Medical professionals say that pyoderma gangrenosum is not an infection. However, it’s not impossible for the ulcer to become infected. When such happens, the patient may also have fever and general malaise.

While pyoderma gangrenosum usually occurs on the legs, it may also appear on just about any area of the body. It’s possible for several ulcers to develop in a given area, and these ulcers may merge into one big ulcer. Because these ulcers are deep, scarring can be expected once they heal. However, according to the experts, there’s an uncommon superficial variant of the skin condition that may cause no scarring.

Complications and Treatment

Aside from scarring and infection, another complication of pyoderma gangrenosum is loss or reduction of mobility in the affected area. Certainly, the rare skin issue is also something that may leave the patient with depression.

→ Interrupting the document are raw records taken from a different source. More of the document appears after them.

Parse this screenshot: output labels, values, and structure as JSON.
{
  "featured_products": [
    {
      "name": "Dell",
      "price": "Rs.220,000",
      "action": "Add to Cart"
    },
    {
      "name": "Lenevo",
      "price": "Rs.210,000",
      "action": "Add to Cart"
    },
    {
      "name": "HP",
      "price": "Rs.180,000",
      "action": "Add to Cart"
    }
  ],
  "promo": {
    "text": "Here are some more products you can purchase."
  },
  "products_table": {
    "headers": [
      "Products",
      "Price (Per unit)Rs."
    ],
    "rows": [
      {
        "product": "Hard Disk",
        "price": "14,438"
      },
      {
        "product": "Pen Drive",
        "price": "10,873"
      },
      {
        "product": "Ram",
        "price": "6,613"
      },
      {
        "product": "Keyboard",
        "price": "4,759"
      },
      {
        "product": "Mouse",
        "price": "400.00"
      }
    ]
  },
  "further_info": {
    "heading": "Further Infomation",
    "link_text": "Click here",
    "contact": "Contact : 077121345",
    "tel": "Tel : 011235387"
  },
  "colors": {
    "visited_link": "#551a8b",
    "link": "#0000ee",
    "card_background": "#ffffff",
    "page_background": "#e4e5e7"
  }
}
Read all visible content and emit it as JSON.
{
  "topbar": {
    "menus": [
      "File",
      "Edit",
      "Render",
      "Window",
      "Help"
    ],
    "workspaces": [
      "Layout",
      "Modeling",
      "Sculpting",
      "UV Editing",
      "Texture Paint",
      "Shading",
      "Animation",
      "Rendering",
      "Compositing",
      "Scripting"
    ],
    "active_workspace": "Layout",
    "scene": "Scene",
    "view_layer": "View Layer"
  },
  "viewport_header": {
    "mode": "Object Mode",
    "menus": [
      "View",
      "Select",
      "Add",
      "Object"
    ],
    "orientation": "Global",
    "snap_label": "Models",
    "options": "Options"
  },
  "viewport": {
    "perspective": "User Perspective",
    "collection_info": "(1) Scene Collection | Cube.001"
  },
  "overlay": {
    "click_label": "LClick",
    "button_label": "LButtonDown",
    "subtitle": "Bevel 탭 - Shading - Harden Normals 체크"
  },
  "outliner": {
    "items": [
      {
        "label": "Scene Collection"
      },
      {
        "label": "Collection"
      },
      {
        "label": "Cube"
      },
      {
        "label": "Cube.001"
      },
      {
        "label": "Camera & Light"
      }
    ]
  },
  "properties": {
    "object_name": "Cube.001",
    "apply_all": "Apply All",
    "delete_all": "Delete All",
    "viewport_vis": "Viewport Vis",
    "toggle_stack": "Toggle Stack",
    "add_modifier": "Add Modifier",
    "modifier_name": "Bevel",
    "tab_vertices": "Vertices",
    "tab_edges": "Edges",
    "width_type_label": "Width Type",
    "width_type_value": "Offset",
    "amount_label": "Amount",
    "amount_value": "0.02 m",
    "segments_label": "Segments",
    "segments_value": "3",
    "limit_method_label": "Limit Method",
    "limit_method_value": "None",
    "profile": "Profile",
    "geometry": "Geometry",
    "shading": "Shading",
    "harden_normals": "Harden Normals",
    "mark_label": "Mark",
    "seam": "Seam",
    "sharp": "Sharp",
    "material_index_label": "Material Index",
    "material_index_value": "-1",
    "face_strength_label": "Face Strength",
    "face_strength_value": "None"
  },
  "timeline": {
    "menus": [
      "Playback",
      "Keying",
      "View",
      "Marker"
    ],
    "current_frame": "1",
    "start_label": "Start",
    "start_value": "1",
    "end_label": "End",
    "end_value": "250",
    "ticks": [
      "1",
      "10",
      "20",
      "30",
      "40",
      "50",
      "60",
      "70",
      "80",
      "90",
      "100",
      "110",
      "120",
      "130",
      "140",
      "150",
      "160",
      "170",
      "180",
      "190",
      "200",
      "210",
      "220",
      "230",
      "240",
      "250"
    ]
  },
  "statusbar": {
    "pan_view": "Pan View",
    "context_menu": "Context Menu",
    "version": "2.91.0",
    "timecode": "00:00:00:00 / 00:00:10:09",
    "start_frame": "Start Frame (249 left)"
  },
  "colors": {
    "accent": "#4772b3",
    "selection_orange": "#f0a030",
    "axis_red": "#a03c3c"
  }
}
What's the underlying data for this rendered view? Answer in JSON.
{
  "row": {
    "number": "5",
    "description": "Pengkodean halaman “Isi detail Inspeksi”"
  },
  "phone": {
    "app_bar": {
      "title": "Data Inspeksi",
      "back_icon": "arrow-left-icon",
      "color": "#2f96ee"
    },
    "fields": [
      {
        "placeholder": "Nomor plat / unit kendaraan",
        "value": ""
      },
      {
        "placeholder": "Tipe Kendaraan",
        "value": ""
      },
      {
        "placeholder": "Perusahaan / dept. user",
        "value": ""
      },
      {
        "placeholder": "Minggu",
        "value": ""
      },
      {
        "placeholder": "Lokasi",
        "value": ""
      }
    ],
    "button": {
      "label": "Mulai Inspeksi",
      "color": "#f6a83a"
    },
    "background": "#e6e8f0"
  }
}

Pyoderma gangrenosum, fortunately, is a highly treatable condition. The aim is to control pain, reduce inflammation, prevent the further enlargement of the ulcers and promote wound healing. In severe cases, the individual may have to stay at the hospital to receive specialized wound care.

Corticosteroid that may be applied topically or injected in the affected area is one of the most common treatment options for pyoderma gangrenosum. It may also sometimes be given by mouth. However, long-term corticosteroid treatment is associated with some serious side effects, such as bone loss. Doctors may also prescribe pain medications as well as drugs that suppress the immune system.

Surgical removal of the affected skin tissue is not recommended because it is a form of trauma, which may only exacerbate the problem or cause new ulcers to form. However, skin grafting (the attachment of the patient’s skin or synthetic skin on the wound site) may be performed if the ulcers are quite large and could use some help with healing.